The next step taken under WS 142/96 was the entry of default judgement against the Appellant on 4th June 1997. That was followed on 5th March 1998 by a Garnishee Order Nisi against funds of the Appellant. The Appellant learning of the garnishee moved to have it set aside and also sought to have the default judgement set aside and the opportunity to defend the claim against him. Upon the National Court declining those applications that the appellant now appeals to this Court.

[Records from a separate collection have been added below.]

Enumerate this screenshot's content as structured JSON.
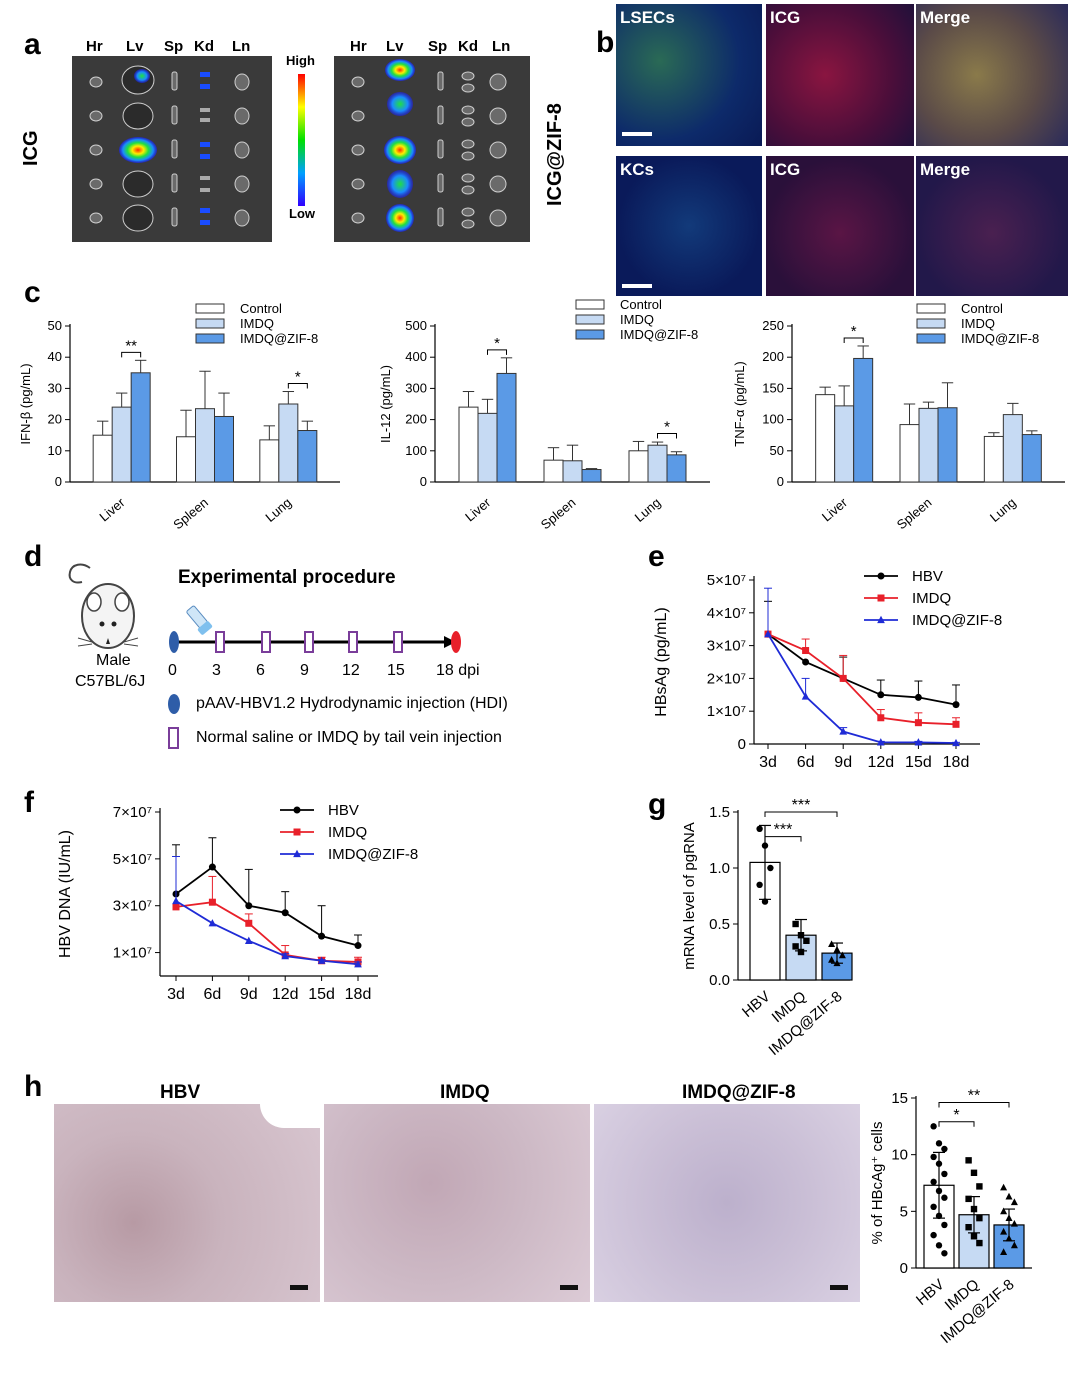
{
  "panel_labels": {
    "a": "a",
    "b": "b",
    "c": "c",
    "d": "d",
    "e": "e",
    "f": "f",
    "g": "g",
    "h": "h"
  },
  "panel_a": {
    "organs": [
      "Hr",
      "Lv",
      "Sp",
      "Kd",
      "Ln"
    ],
    "group_left": "ICG",
    "group_right": "ICG@ZIF-8",
    "scale_high": "High",
    "scale_low": "Low",
    "colors": {
      "bg": "#3c3c3c",
      "hot": "#ff2a00",
      "cold": "#1a1aff"
    }
  },
  "panel_b": {
    "row1": [
      "LSECs",
      "ICG",
      "Merge"
    ],
    "row2": [
      "KCs",
      "ICG",
      "Merge"
    ]
  },
  "panel_d": {
    "title": "Experimental procedure",
    "days": [
      "0",
      "3",
      "6",
      "9",
      "12",
      "15",
      "18 dpi"
    ],
    "mouse_label_1": "Male",
    "mouse_label_2": "C57BL/6J",
    "legend_hdi": "pAAV-HBV1.2  Hydrodynamic injection (HDI)",
    "legend_saline": "Normal saline or IMDQ  by tail vein injection",
    "colors": {
      "start": "#2e5da8",
      "end": "#e8202a",
      "box": "#7a3d9a"
    }
  },
  "panel_h": {
    "titles": [
      "HBV",
      "IMDQ",
      "IMDQ@ZIF-8"
    ]
  },
  "chart_data": [
    {
      "id": "c1",
      "type": "bar",
      "categories": [
        "Liver",
        "Spleen",
        "Lung"
      ],
      "series": [
        {
          "name": "Control",
          "values": [
            15,
            14.5,
            13.5
          ],
          "errors": [
            4.5,
            8.5,
            4.5
          ]
        },
        {
          "name": "IMDQ",
          "values": [
            24,
            23.5,
            25
          ],
          "errors": [
            4.5,
            12,
            4
          ]
        },
        {
          "name": "IMDQ@ZIF-8",
          "values": [
            35,
            21,
            16.5
          ],
          "errors": [
            4,
            7.5,
            3
          ]
        }
      ],
      "ylabel": "IFN-β (pg/mL)",
      "ylim": [
        0,
        50
      ],
      "yticks": [
        0,
        10,
        20,
        30,
        40,
        50
      ],
      "sig": [
        {
          "cat": 0,
          "from": 1,
          "to": 2,
          "label": "**"
        },
        {
          "cat": 2,
          "from": 1,
          "to": 2,
          "label": "*"
        }
      ],
      "colors": [
        "#ffffff",
        "#c6daf3",
        "#5b9ae6"
      ]
    },
    {
      "id": "c2",
      "type": "bar",
      "categories": [
        "Liver",
        "Spleen",
        "Lung"
      ],
      "series": [
        {
          "name": "Control",
          "values": [
            240,
            70,
            100
          ],
          "errors": [
            50,
            40,
            30
          ]
        },
        {
          "name": "IMDQ",
          "values": [
            220,
            68,
            118
          ],
          "errors": [
            45,
            50,
            10
          ]
        },
        {
          "name": "IMDQ@ZIF-8",
          "values": [
            348,
            40,
            87
          ],
          "errors": [
            50,
            3,
            10
          ]
        }
      ],
      "ylabel": "IL-12 (pg/mL)",
      "ylim": [
        0,
        500
      ],
      "yticks": [
        0,
        100,
        200,
        300,
        400,
        500
      ],
      "sig": [
        {
          "cat": 0,
          "from": 1,
          "to": 2,
          "label": "*"
        },
        {
          "cat": 2,
          "from": 1,
          "to": 2,
          "label": "*"
        }
      ],
      "colors": [
        "#ffffff",
        "#c6daf3",
        "#5b9ae6"
      ]
    },
    {
      "id": "c3",
      "type": "bar",
      "categories": [
        "Liver",
        "Spleen",
        "Lung"
      ],
      "series": [
        {
          "name": "Control",
          "values": [
            140,
            92,
            73
          ],
          "errors": [
            12,
            33,
            6
          ]
        },
        {
          "name": "IMDQ",
          "values": [
            122,
            118,
            108
          ],
          "errors": [
            32,
            10,
            18
          ]
        },
        {
          "name": "IMDQ@ZIF-8",
          "values": [
            198,
            119,
            76
          ],
          "errors": [
            20,
            40,
            6
          ]
        }
      ],
      "ylabel": "TNF-α (pg/mL)",
      "ylim": [
        0,
        250
      ],
      "yticks": [
        0,
        50,
        100,
        150,
        200,
        250
      ],
      "sig": [
        {
          "cat": 0,
          "from": 1,
          "to": 2,
          "label": "*"
        }
      ],
      "colors": [
        "#ffffff",
        "#c6daf3",
        "#5b9ae6"
      ]
    },
    {
      "id": "e",
      "type": "line",
      "x": [
        "3d",
        "6d",
        "9d",
        "12d",
        "15d",
        "18d"
      ],
      "series": [
        {
          "name": "HBV",
          "values": [
            33.5,
            25,
            20,
            15,
            14.2,
            12
          ],
          "errors": [
            10,
            0,
            6.5,
            4.5,
            5,
            6
          ],
          "color": "#000000",
          "marker": "circle"
        },
        {
          "name": "IMDQ",
          "values": [
            33.5,
            28.5,
            20,
            8,
            6.5,
            6
          ],
          "errors": [
            0,
            3.5,
            7,
            2.5,
            3,
            2
          ],
          "color": "#e8202a",
          "marker": "square"
        },
        {
          "name": "IMDQ@ZIF-8",
          "values": [
            33.5,
            14.5,
            3.8,
            0.5,
            0.5,
            0.3
          ],
          "errors": [
            14,
            5.5,
            1.2,
            0.3,
            0.3,
            0.2
          ],
          "color": "#1f2bd6",
          "marker": "triangle"
        }
      ],
      "ylabel": "HBsAg (pg/mL)",
      "ylim": [
        0,
        50
      ],
      "yticks": [
        0,
        10,
        20,
        30,
        40,
        50
      ],
      "ytick_labels": [
        "0",
        "1×10⁷",
        "2×10⁷",
        "3×10⁷",
        "4×10⁷",
        "5×10⁷"
      ]
    },
    {
      "id": "f",
      "type": "line",
      "x": [
        "3d",
        "6d",
        "9d",
        "12d",
        "15d",
        "18d"
      ],
      "series": [
        {
          "name": "HBV",
          "values": [
            35,
            46.5,
            30,
            27,
            17,
            13
          ],
          "errors": [
            21,
            12.5,
            15.5,
            9,
            13,
            4.5
          ],
          "color": "#000000",
          "marker": "circle"
        },
        {
          "name": "IMDQ",
          "values": [
            29.5,
            31.5,
            22.5,
            9,
            6.5,
            6
          ],
          "errors": [
            0,
            11,
            4,
            4,
            1.5,
            2
          ],
          "color": "#e8202a",
          "marker": "square"
        },
        {
          "name": "IMDQ@ZIF-8",
          "values": [
            32,
            22.5,
            15,
            8.5,
            6.5,
            5
          ],
          "errors": [
            19,
            0,
            0,
            1,
            0.5,
            1
          ],
          "color": "#1f2bd6",
          "marker": "triangle"
        }
      ],
      "ylabel": "HBV DNA (IU/mL)",
      "ylim": [
        0,
        70
      ],
      "yticks": [
        10,
        30,
        50,
        70
      ],
      "ytick_labels": [
        "1×10⁷",
        "3×10⁷",
        "5×10⁷",
        "7×10⁷"
      ]
    },
    {
      "id": "g",
      "type": "bar",
      "categories": [
        "HBV",
        "IMDQ",
        "IMDQ@ZIF-8"
      ],
      "values": [
        1.05,
        0.4,
        0.24
      ],
      "errors": [
        0.33,
        0.14,
        0.09
      ],
      "points": [
        [
          1.35,
          1.2,
          1.0,
          0.85,
          0.7
        ],
        [
          0.5,
          0.4,
          0.35,
          0.3,
          0.25
        ],
        [
          0.32,
          0.27,
          0.22,
          0.18,
          0.15
        ]
      ],
      "markers": [
        "circle",
        "square",
        "triangle"
      ],
      "ylabel": "mRNA level of pgRNA",
      "ylim": [
        0,
        1.5
      ],
      "yticks": [
        0,
        0.5,
        1.0,
        1.5
      ],
      "ytick_labels": [
        "0.0",
        "0.5",
        "1.0",
        "1.5"
      ],
      "sig": [
        {
          "from": 0,
          "to": 1,
          "label": "***",
          "level": 1.28
        },
        {
          "from": 0,
          "to": 2,
          "label": "***",
          "level": 1.5
        }
      ],
      "colors": [
        "#ffffff",
        "#c6daf3",
        "#5b9ae6"
      ]
    },
    {
      "id": "h",
      "type": "bar",
      "categories": [
        "HBV",
        "IMDQ",
        "IMDQ@ZIF-8"
      ],
      "values": [
        7.3,
        4.7,
        3.8
      ],
      "errors": [
        2.9,
        1.6,
        1.4
      ],
      "points": [
        [
          12.5,
          11,
          10.5,
          9.8,
          9.2,
          8.3,
          7.6,
          6.8,
          6.2,
          5.4,
          4.6,
          3.8,
          2.9,
          2.0,
          1.3
        ],
        [
          9.5,
          8.4,
          7.2,
          6.1,
          5.2,
          4.4,
          3.6,
          2.8,
          2.2
        ],
        [
          7.1,
          6.3,
          5.8,
          5.0,
          4.4,
          3.9,
          3.2,
          2.6,
          2.0,
          1.4
        ]
      ],
      "markers": [
        "circle",
        "square",
        "triangle"
      ],
      "ylabel": "% of HBcAg⁺ cells",
      "ylim": [
        0,
        15
      ],
      "yticks": [
        0,
        5,
        10,
        15
      ],
      "sig": [
        {
          "from": 0,
          "to": 1,
          "label": "*",
          "level": 12.9
        },
        {
          "from": 0,
          "to": 2,
          "label": "**",
          "level": 14.6
        }
      ],
      "colors": [
        "#ffffff",
        "#c6daf3",
        "#5b9ae6"
      ]
    }
  ]
}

The appeal is based on grounds first that the judgement is irregular because no notice pursuant to practice directions 1 of 1987 was given to the Appellant. Secondly the entry of judgement by a Deputy Registrar was ultra vires. There was also the further ground which emerged during the hearing of this application namely, that the amendment to the original writ whereby the Appellant was joined as a second 2nd Defendant after the entry of judgment against the 1st Respondent and without notice to the Court of that fact was irregular.

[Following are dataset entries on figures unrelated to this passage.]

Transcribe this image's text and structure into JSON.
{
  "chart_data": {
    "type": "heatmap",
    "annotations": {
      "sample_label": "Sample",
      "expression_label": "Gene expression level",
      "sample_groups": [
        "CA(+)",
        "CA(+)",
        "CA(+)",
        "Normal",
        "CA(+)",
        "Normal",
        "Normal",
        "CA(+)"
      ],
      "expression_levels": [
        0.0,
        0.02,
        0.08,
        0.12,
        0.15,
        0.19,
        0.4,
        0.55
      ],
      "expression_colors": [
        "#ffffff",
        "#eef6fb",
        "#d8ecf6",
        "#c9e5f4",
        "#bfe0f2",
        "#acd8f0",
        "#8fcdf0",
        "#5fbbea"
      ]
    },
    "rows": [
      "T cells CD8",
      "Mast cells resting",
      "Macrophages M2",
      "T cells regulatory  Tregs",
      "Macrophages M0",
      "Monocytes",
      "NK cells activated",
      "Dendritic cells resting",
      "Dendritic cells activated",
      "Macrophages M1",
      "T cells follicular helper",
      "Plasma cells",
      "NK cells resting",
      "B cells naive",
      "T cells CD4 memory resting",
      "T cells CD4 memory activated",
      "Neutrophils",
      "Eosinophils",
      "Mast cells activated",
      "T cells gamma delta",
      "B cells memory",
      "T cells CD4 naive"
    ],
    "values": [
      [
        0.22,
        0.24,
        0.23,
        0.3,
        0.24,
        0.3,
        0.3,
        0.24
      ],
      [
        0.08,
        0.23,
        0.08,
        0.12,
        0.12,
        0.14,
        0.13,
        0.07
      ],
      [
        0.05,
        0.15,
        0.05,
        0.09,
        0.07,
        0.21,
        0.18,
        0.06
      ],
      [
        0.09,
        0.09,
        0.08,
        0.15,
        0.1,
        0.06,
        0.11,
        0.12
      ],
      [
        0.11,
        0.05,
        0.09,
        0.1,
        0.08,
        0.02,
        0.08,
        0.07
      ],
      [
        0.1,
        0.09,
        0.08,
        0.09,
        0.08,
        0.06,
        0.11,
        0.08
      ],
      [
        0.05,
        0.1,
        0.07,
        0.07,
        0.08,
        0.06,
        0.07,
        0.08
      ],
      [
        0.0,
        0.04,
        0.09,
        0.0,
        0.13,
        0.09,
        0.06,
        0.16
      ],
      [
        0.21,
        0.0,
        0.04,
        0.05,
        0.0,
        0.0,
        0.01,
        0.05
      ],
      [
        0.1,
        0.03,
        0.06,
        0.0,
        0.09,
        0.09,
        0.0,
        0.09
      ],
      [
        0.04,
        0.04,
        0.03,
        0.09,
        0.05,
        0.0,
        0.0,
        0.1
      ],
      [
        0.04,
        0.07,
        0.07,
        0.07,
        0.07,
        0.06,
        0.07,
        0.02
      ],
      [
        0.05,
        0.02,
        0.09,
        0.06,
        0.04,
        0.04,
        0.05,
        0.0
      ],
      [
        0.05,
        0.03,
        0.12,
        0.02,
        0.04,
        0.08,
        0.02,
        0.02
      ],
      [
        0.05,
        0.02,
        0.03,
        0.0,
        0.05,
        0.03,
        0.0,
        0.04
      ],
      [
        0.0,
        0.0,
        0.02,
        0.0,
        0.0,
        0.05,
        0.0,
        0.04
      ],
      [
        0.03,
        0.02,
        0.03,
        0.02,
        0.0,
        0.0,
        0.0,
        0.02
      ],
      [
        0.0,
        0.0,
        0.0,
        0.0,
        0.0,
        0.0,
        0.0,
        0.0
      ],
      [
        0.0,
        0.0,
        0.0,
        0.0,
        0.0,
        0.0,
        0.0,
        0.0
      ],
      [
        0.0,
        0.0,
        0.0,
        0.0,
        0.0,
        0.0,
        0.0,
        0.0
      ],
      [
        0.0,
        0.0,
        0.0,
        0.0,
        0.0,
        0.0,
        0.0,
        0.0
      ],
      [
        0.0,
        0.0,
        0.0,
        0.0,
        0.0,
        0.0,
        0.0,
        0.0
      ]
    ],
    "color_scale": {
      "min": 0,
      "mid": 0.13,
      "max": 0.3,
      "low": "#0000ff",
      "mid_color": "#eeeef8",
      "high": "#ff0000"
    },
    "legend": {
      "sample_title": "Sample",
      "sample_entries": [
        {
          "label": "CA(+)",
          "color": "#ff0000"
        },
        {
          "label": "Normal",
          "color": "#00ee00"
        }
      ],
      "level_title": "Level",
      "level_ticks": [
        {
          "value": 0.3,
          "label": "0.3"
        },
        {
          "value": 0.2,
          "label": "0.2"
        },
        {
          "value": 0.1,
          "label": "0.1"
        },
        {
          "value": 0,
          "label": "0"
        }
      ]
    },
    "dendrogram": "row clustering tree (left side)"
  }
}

The learned trial judge declined to set aside the default judgment against the Appellant. He was not satisfied that the Appellant’s claim in his affidavit to have received no service of documents of any kind was insufficiently detailed, to answer the sworn affidavits of service filed on behalf of AGC. In any case in his view the claim to a defense had no basis in law. The grounds of appeal brought before this Court that the entry of judgement was ultra vires the Deputy Registrar, and the challenge to the amendment of the writ after entry of judgement against the Kaime were not raised before him.

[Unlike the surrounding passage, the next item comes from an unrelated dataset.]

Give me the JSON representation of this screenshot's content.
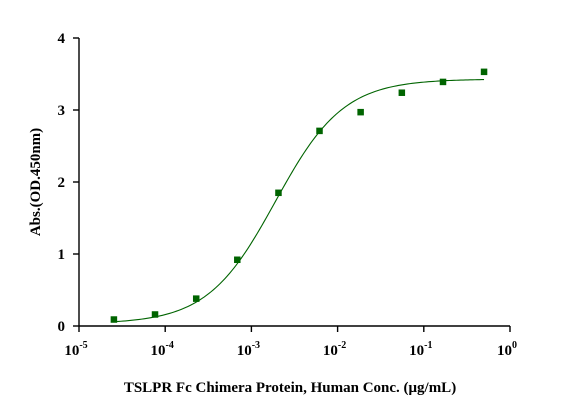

The first ground asserting that the Respondent had not given prior notice of intention to proceed to default judgment in terms of National Court Practice Direction 1 of 87 was not challenged before us. Accordingly in terms of the Direction it “may be” in the discretion of this Court, “a ground for setting aside the judgement”. But the challenge to powers of a Registrar to enter default judgment is a challenge to the validity of the judgement itself.
Mr Steven for the Appellant relied on the decision of Doherty, J in Paul Paraka v Madang Provincial Government (unrep. N1596). The Learned Trial Judge determined that in fact the present National Court Rules which were installed in 1983 give no power to Registrar of the National Court to enter default judgement. Mr Arua for the Respondent did not dispute the validity of that decision but pointed out that the decision was delivered over a year after the default judgement in this case Appellant had already been entered against the Appellant.
We are satisfied that the Appellant must succeed on this ground and accept the exposition of law set out in the decision of Doherty, J. Her historical analyses of the relevant rules in that decision and the conclusions drawn by the learned judge are adopted by this Court.
While the remaining ground would appear to provide an even more compelling reason for setting aside judgement against the Appellant, it was not specifically pleaded. Therefore as this appeal is already decided, there is no need to pursue the matter further although the National Court record before this court discloses apparent significant anomalies of procedure. Accordingly the appeal is allowed. The orders of garnishee and the judgement against the Appellant are set aside. There will be order for costs in favour of the Appellant.